Many production firms are closing down and the Naira is constantly devalued. Yet we want our economy to be more stable and competitive.

When one hears “invest India”. We should also be talking about “invest Nigeria.” If we want investors to invest in Nigeria all the states and the federal governments have got to fix reputational damage and build trust. Nigerian firms are not exempt from fixing reputational damage and building trust. All Nigerians must learn to be people of honour. We must operate a merit-based system as no nation can make any meaningful progress without instituting a system of meritocracy. As leaders, we must motivate, inspire and reward those Nigerians who deserve to be honoured.
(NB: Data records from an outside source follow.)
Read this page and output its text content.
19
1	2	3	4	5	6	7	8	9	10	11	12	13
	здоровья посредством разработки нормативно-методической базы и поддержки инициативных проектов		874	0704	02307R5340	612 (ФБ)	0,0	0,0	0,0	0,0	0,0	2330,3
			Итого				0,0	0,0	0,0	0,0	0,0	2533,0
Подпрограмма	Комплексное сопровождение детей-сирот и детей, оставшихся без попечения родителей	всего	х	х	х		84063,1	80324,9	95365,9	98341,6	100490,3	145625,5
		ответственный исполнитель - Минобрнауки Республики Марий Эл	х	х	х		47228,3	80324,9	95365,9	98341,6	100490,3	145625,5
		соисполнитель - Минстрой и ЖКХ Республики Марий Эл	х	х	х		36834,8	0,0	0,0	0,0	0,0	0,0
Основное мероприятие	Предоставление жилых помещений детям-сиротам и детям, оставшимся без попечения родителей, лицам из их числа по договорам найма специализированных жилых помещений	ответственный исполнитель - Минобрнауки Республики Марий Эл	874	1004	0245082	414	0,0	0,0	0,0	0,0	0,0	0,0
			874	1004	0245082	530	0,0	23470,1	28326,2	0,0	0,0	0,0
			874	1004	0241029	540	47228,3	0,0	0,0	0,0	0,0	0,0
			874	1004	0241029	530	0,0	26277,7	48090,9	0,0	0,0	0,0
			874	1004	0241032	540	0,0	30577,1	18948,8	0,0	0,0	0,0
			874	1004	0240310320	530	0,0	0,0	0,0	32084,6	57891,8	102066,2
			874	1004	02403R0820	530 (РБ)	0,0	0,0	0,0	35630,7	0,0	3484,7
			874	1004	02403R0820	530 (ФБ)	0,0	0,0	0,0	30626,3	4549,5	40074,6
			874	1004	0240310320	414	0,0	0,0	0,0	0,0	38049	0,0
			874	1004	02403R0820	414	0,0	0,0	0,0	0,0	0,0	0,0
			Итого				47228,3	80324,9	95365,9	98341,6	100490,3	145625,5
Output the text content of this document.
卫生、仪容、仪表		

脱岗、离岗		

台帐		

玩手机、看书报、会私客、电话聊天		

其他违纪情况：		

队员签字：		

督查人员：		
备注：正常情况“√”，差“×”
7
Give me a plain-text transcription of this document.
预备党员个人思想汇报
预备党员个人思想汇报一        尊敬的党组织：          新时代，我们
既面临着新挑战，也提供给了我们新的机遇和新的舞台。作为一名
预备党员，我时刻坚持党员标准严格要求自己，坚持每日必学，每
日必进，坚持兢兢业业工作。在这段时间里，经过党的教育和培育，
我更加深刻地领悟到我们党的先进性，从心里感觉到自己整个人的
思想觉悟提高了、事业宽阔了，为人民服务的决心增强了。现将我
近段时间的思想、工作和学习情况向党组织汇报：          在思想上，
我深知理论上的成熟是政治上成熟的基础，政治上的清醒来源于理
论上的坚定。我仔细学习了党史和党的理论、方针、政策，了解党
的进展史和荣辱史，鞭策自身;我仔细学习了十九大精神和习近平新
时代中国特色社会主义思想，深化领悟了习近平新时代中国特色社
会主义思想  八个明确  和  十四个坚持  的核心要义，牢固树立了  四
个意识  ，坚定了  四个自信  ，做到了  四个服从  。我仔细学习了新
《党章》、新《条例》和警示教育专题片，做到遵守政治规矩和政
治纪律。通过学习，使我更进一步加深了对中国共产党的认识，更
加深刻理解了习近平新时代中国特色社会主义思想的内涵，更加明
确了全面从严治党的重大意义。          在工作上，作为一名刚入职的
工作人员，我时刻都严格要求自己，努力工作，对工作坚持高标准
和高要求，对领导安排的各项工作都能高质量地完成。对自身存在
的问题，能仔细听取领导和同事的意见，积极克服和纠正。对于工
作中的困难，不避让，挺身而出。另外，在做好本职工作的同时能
If we want to progress as a country, Nigeria should not be ashamed to adapt or adopt any of the models that have worked elsewhere, particularly in industrialized countries. The members of the 10th National Assembly and lawmakers in state assemblies should make laws that will enable wealth creation. The Judiciary has been sucked into politics and corruption, according to some legal luminaries. It’s imperative that the judiciary should be free from corruption. Time is fast running. If it’s belt-tightening that will free Nigerians from the shackles of poverty and economic backwardness, then all of us must take part in the exercise. Belt-tightening shouldn’t be for the citizens while those with constitutional authority have no belt to tighten. Thank you.